Table 5: Selected microscopic observations

		Dose rate (mg/kg diet, actual)
		Sex	After treatment period (13 weeks)					After recovery period (4 weeks)
			0	41	209	1289	4648	0	4648
Numbers examined		M	20	10	10	10	9	10	10
		F	20	10	10	10	10	10	10
Organ	Observation
Epididymis	No abnormalities	M	19			10	4
	Spermatocytes decreased	M	1			0	5*
Gallbladder	No abnormalities	M	20	10	9	9	2**	8	2
	No abnormalities	F	20	10	10	9	0**	9	0**
Prostate	No abnormalities	M	16	9	6	5	5
	Mineralisation (marginal/slight/moderate)	M	0/0/1	0/0/1	0/1/2	1/3/0	0/2/1
	Prostatis (marginal/slight/moderate)	M	0/2/2	0/0/1	0/0/2	1/2/0	0/1/1
Testes	No abnormalities	M	18				2
	Tubules degenerated (marginal/slight/moderate/marked)	M	0/1/0/1				** 2/0/4/1

* incidences yielding statistical significance (P≤0.1) in a two-sided test against trend with dose level; **Shirley's test P≤0.1

Applicant's summary and conclusion

Conclusions:

Under the conditions of the test, the NOEL of the test material in a 90 day repeat dose study in the hamster was determined to be 41 mg/kg diet.

Executive summary:

In a GLP compliant repeat dose (oral) study conducted in line with EPA OPP 82-1, the effects of the repeat dose of the test material over 90 days was determined.
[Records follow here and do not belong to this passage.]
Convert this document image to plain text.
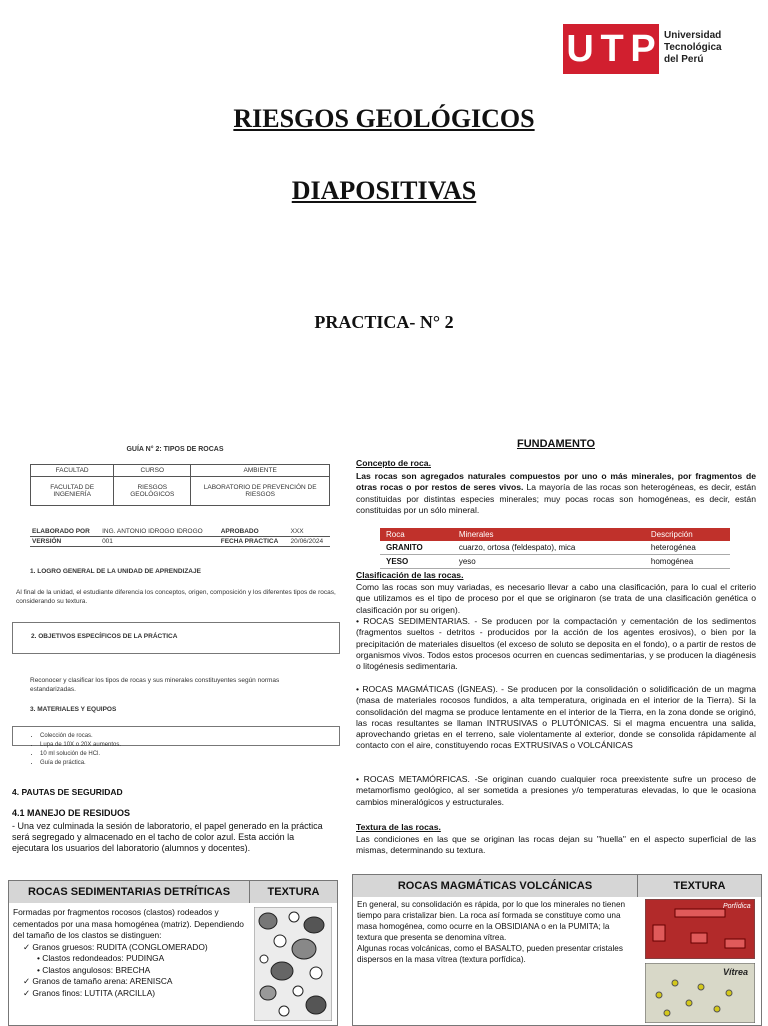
U T P Universidad
Tecnológica
del Perú
RIESGOS GEOLÓGICOS
DIAPOSITIVAS
PRACTICA- N° 2
GUÍA N° 2: TIPOS DE ROCAS
FACULTAD	CURSO	AMBIENTE
FACULTAD DE INGENIERÍA	RIESGOS GEOLÓGICOS	LABORATORIO DE PREVENCIÓN DE RIESGOS
ELABORADO POR	ING. ANTONIO IDROGO IDROGO	APROBADO	XXX
VERSIÓN	001	FECHA PRACTICA	20/06/2024
1. LOGRO GENERAL DE LA UNIDAD DE APRENDIZAJE
Al final de la unidad, el estudiante diferencia los conceptos, origen, composición y los diferentes tipos de rocas, considerando su textura.
2. OBJETIVOS ESPECÍFICOS DE LA PRÁCTICA
Reconocer y clasificar los tipos de rocas y sus minerales constituyentes según normas estandarizadas.
3. MATERIALES Y EQUIPOS
• Colección de rocas.
• Lupa de 10X o 20X aumentos.
• 10 ml solución de HCl.
• Guía de práctica.
4. PAUTAS DE SEGURIDAD
4.1 MANEJO DE RESIDUOS
- Una vez culminada la sesión de laboratorio, el papel generado en la práctica será segregado y almacenado en el tacho de color azul. Esta acción la ejecutara los usuarios del laboratorio (alumnos y docentes).
FUNDAMENTO
Concepto de roca.
Las rocas son agregados naturales compuestos por uno o más minerales, por fragmentos de otras rocas o por restos de seres vivos. La mayoría de las rocas son heterogéneas, es decir, están constituidas por distintas especies minerales; muy pocas rocas son homogéneas, es decir, están constituidas por un sólo mineral.
Roca	Minerales	Descripción
GRANITO	cuarzo, ortosa (feldespato), mica	heterogénea
YESO	yeso	homogénea
Clasificación de las rocas.
Como las rocas son muy variadas, es necesario llevar a cabo una clasificación, para lo cual el criterio que utilizamos es el tipo de proceso por el que se originaron (se trata de una clasificación genética o clasificación por su origen).
• ROCAS SEDIMENTARIAS. - Se producen por la compactación y cementación de los sedimentos (fragmentos sueltos - detritos - producidos por la acción de los agentes erosivos), o bien por la precipitación de materiales disueltos (el exceso de soluto se deposita en el fondo), o a partir de restos de organismos vivos. Todos estos procesos ocurren en cuencas sedimentarias, y se producen la diagénesis o litogénesis sedimentaria.
• ROCAS MAGMÁTICAS (ÍGNEAS). - Se producen por la consolidación o solidificación de un magma (masa de materiales rocosos fundidos, a alta temperatura, originada en el interior de la Tierra). Si la consolidación del magma se produce lentamente en el interior de la Tierra, en la zona donde se originó, las rocas resultantes se llaman INTRUSIVAS o PLUTÓNICAS. Si el magma encuentra una salida, aprovechando grietas en el terreno, sale violentamente al exterior, donde se consolida rápidamente al contacto con el aire, constituyendo rocas EXTRUSIVAS o VOLCÁNICAS
• ROCAS METAMÓRFICAS. -Se originan cuando cualquier roca preexistente sufre un proceso de metamorfismo geológico, al ser sometida a presiones y/o temperaturas elevadas, lo que le ocasiona cambios mineralógicos y estructurales.
Textura de las rocas.
Las condiciones en las que se originan las rocas dejan su "huella" en el aspecto superficial de las mismas, determinando su textura.
ROCAS SEDIMENTARIAS DETRÍTICAS	TEXTURA
Formadas por fragmentos rocosos (clastos) rodeados y cementados por una masa homogénea (matriz). Dependiendo del tamaño de los clastos se distinguen:
✓ Granos gruesos: RUDITA (CONGLOMERADO)
• Clastos redondeados: PUDINGA
• Clastos angulosos: BRECHA
✓ Granos de tamaño arena: ARENISCA
✓ Granos finos: LUTITA (ARCILLA)
ROCAS MAGMÁTICAS VOLCÁNICAS	TEXTURA
En general, su consolidación es rápida, por lo que los minerales no tienen tiempo para cristalizar bien. La roca así formada se constituye como una masa homogénea, como ocurre en la OBSIDIANA o en la PUMITA; la textura que presenta se denomina vítrea.
Algunas rocas volcánicas, como el BASALTO, pueden presentar cristales dispersos en la masa vítrea (textura porfídica).
Porfídica
Vítrea
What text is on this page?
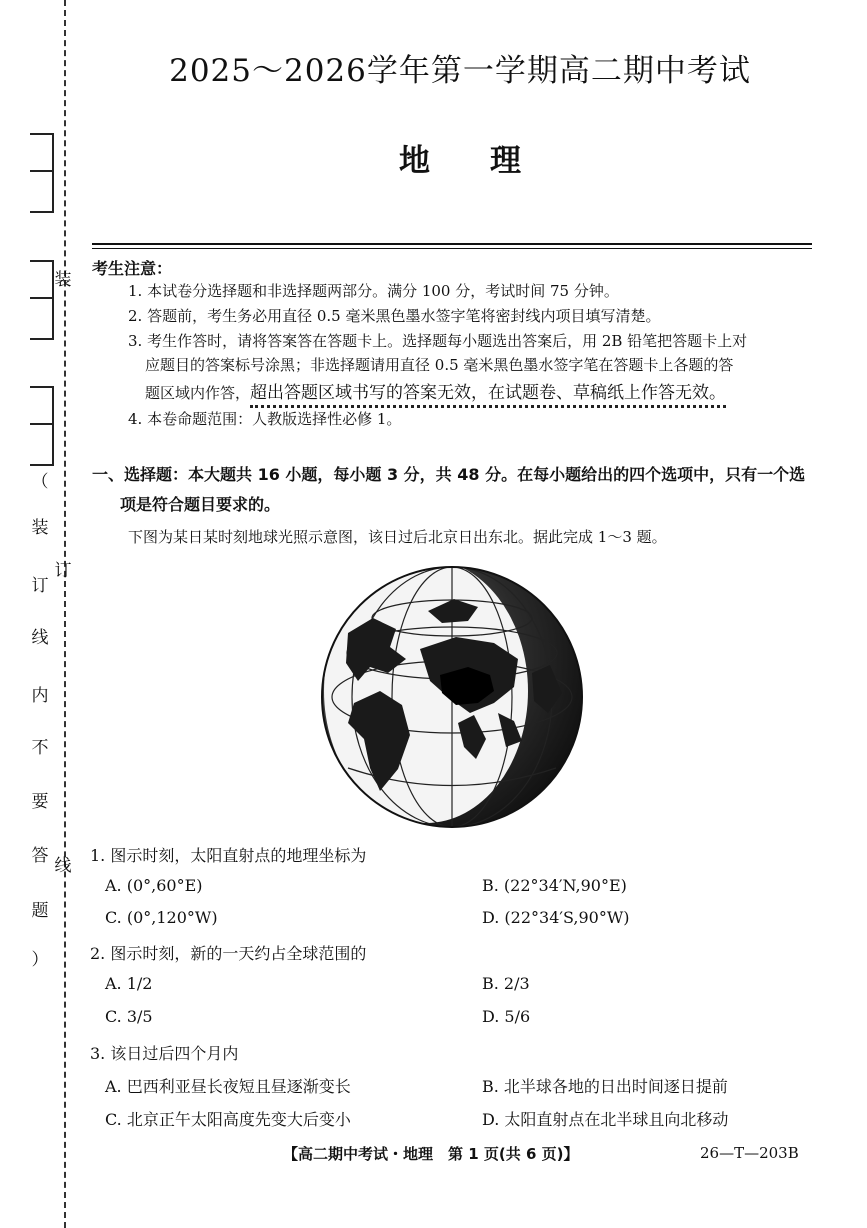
装
订
线
（
装
订
线
内
不
要
答
题
）
2025～2026学年第一学期高二期中考试
地理
考生注意：
1. 本试卷分选择题和非选择题两部分。满分 100 分，考试时间 75 分钟。
2. 答题前，考生务必用直径 0.5 毫米黑色墨水签字笔将密封线内项目填写清楚。
3. 考生作答时，请将答案答在答题卡上。选择题每小题选出答案后，用 2B 铅笔把答题卡上对
应题目的答案标号涂黑；非选择题请用直径 0.5 毫米黑色墨水签字笔在答题卡上各题的答
题区域内作答，超出答题区域书写的答案无效，在试题卷、草稿纸上作答无效。
4. 本卷命题范围：人教版选择性必修 1。
一、选择题：本大题共 16 小题，每小题 3 分，共 48 分。在每小题给出的四个选项中，只有一个选
项是符合题目要求的。
下图为某日某时刻地球光照示意图，该日过后北京日出东北。据此完成 1～3 题。
1. 图示时刻，太阳直射点的地理坐标为
A. (0°,60°E)	B. (22°34′N,90°E)
C. (0°,120°W)	D. (22°34′S,90°W)
2. 图示时刻，新的一天约占全球范围的
A. 1/2	B. 2/3
C. 3/5	D. 5/6
3. 该日过后四个月内
A. 巴西利亚昼长夜短且昼逐渐变长	B. 北半球各地的日出时间逐日提前
C. 北京正午太阳高度先变大后变小	D. 太阳直射点在北半球且向北移动
【高二期中考试・地理　第 1 页(共 6 页)】	26—T—203B
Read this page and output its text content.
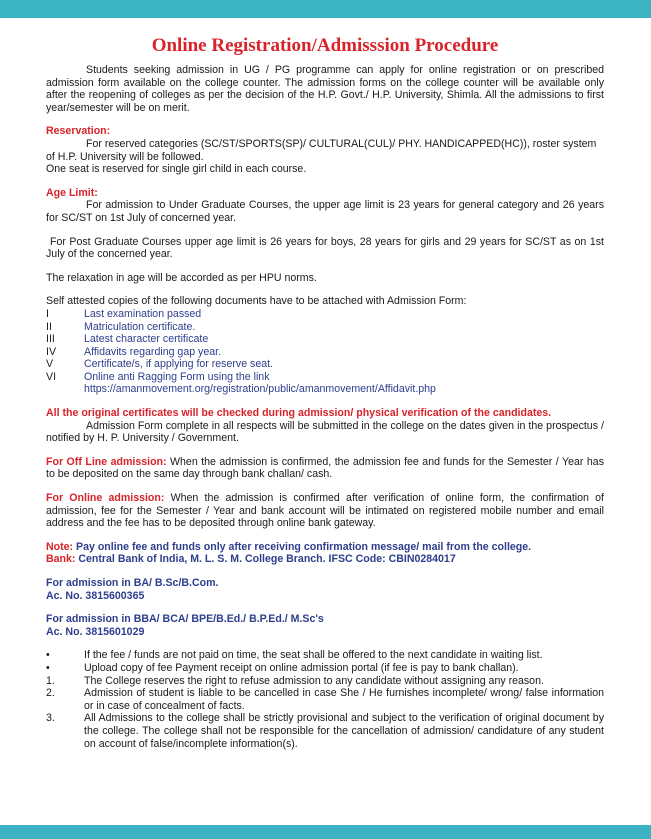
Online Registration/Admisssion Procedure

Students seeking admission in UG / PG programme can apply for online registration or on prescribed admission form available on the college counter. The admission forms on the college counter will be available only after the reopening of colleges as per the decision of the H.P. Govt./ H.P. University, Shimla. All the admissions to first year/semester will be on merit.

Reservation:

For reserved categories (SC/ST/SPORTS(SP)/ CULTURAL(CUL)/ PHY. HANDICAPPED(HC)), roster system of H.P. University will be followed.

One seat is reserved for single girl child in each course.

Age Limit:

For admission to Under Graduate Courses, the upper age limit is 23 years for general category and 26 years for SC/ST on 1st July of concerned year.

For Post Graduate Courses upper age limit is 26 years for boys, 28 years for girls and 29 years for SC/ST as on 1st July of the concerned year.

The relaxation in age will be accorded as per HPU norms.

Self attested copies of the following documents have to be attached with Admission Form:

I	Last examination passed
II	Matriculation certificate.
III	Latest character certificate
IV	Affidavits regarding gap year.
V	Certificate/s, if applying for reserve seat.
VI	Online anti Ragging Form using the link
https://amanmovement.org/registration/public/amanmovement/Affidavit.php

All the original certificates will be checked during admission/ physical verification of the candidates.

Admission Form complete in all respects will be submitted in the college on the dates given in the prospectus / notified by H. P. University / Government.

For Off Line admission: When the admission is confirmed, the admission fee and funds for the Semester / Year has to be deposited on the same day through bank challan/ cash.

For Online admission: When the admission is confirmed after verification of online form, the confirmation of admission, fee for the Semester / Year and bank account will be intimated on registered mobile number and email address and the fee has to be deposited through online bank gateway.

Note: Pay online fee and funds only after receiving confirmation message/ mail from the college.

Bank: Central Bank of India, M. L. S. M. College Branch. IFSC Code: CBIN0284017

For admission in BA/ B.Sc/B.Com.

Ac. No. 3815600365

For admission in BBA/ BCA/ BPE/B.Ed./ B.P.Ed./ M.Sc's

Ac. No. 3815601029

•	If the fee / funds are not paid on time, the seat shall be offered to the next candidate in waiting list.
•	Upload copy of fee Payment receipt on online admission portal (if fee is pay to bank challan).
1.	The College reserves the right to refuse admission to any candidate without assigning any reason.
2.	Admission of student is liable to be cancelled in case She / He furnishes incomplete/ wrong/ false information or in case of concealment of facts.
3.	All Admissions to the college shall be strictly provisional and subject to the verification of original document by the college. The college shall not be responsible for the cancellation of admission/ candidature of any student on account of false/incomplete information(s).
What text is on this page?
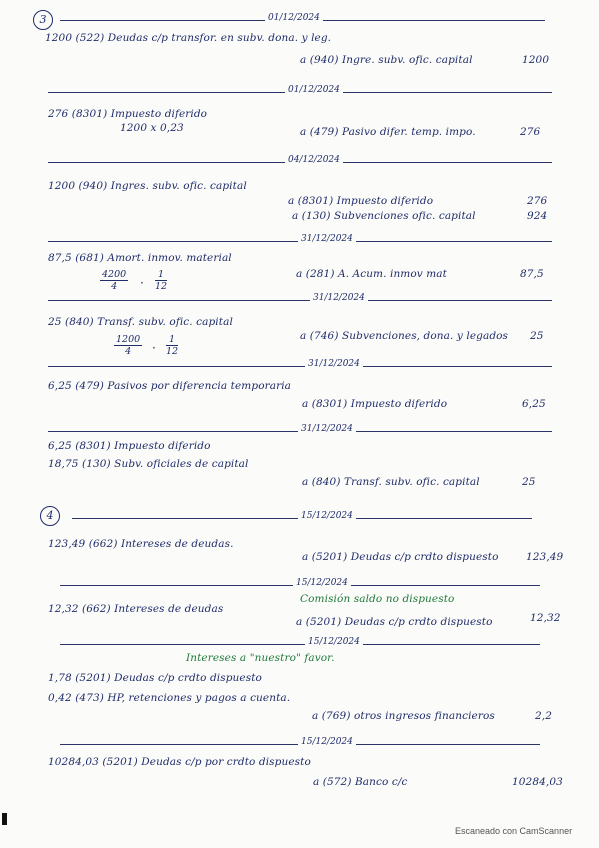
3	01/12/2024
1200 (522) Deudas c/p transfor. en subv. dona. y leg.
a (940) Ingre. subv. ofic. capital	1200
01/12/2024
276 (8301) Impuesto diferido
1200 x 0,23	a (479) Pasivo difer. temp. impo.	276
04/12/2024
1200 (940) Ingres. subv. ofic. capital
a (8301) Impuesto diferido	276
a (130) Subvenciones ofic. capital	924
31/12/2024
87,5 (681) Amort. inmov. material
$\frac{4200}{4} \cdot \frac{1}{12}$	a (281) A. Acum. inmov mat	87,5
31/12/2024
25 (840) Transf. subv. ofic. capital
$\frac{1200}{4} \cdot \frac{1}{12}$	a (746) Subvenciones, dona. y legados 25
31/12/2024
6,25 (479) Pasivos por diferencia temporaria
a (8301) Impuesto diferido	6,25
31/12/2024
6,25 (8301) Impuesto diferido
18,75 (130) Subv. oficiales de capital
a (840) Transf. subv. ofic. capital	25
4	15/12/2024
123,49 (662) Intereses de deudas.
a (5201) Deudas c/p crdto dispuesto	123,49
15/12/2024
Comisión saldo no dispuesto
12,32 (662) Intereses de deudas
a (5201) Deudas c/p crdto dispuesto	12,32
15/12/2024
Intereses a "nuestro" favor.
1,78 (5201) Deudas c/p crdto dispuesto
0,42 (473) HP, retenciones y pagos a cuenta.
a (769) otros ingresos financieros	2,2
15/12/2024
10284,03 (5201) Deudas c/p por crdto dispuesto
a (572) Banco c/c	10284,03
Escaneado con CamScanner
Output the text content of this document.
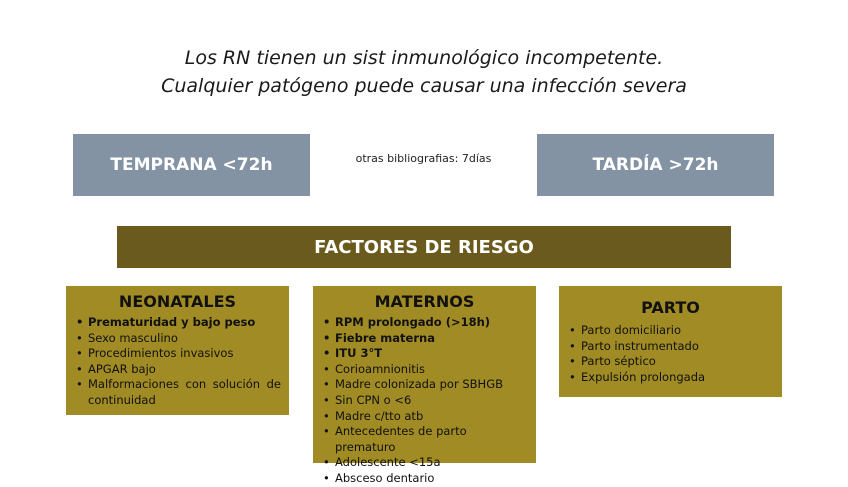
Los RN tienen un sist inmunológico incompetente.
Cualquier patógeno puede causar una infección severa
TEMPRANA <72h	otras bibliografias: 7días	TARDÍA >72h
FACTORES DE RIESGO
NEONATALES
• Prematuridad y bajo peso
• Sexo masculino
• Procedimientos invasivos
• APGAR bajo
• Malformaciones con solución de continuidad
MATERNOS
• RPM prolongado (>18h)
• Fiebre materna
• ITU 3°T
• Corioamnionitis
• Madre colonizada por SBHGB
• Sin CPN o <6
• Madre c/tto atb
• Antecedentes de parto prematuro
• Adolescente <15a
• Absceso dentario
PARTO
• Parto domiciliario
• Parto instrumentado
• Parto séptico
• Expulsión prolongada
Hamsters were fed a diet containing 0, 41, 209, 1289 and 4648 mg/kg diet (7500 mg/kg diet for first two weeks) test material.

Under the conditions of the test, the NOEL of the test material in a 90 day repeat dose study in the hamster was determined to be 41 mg/kg diet.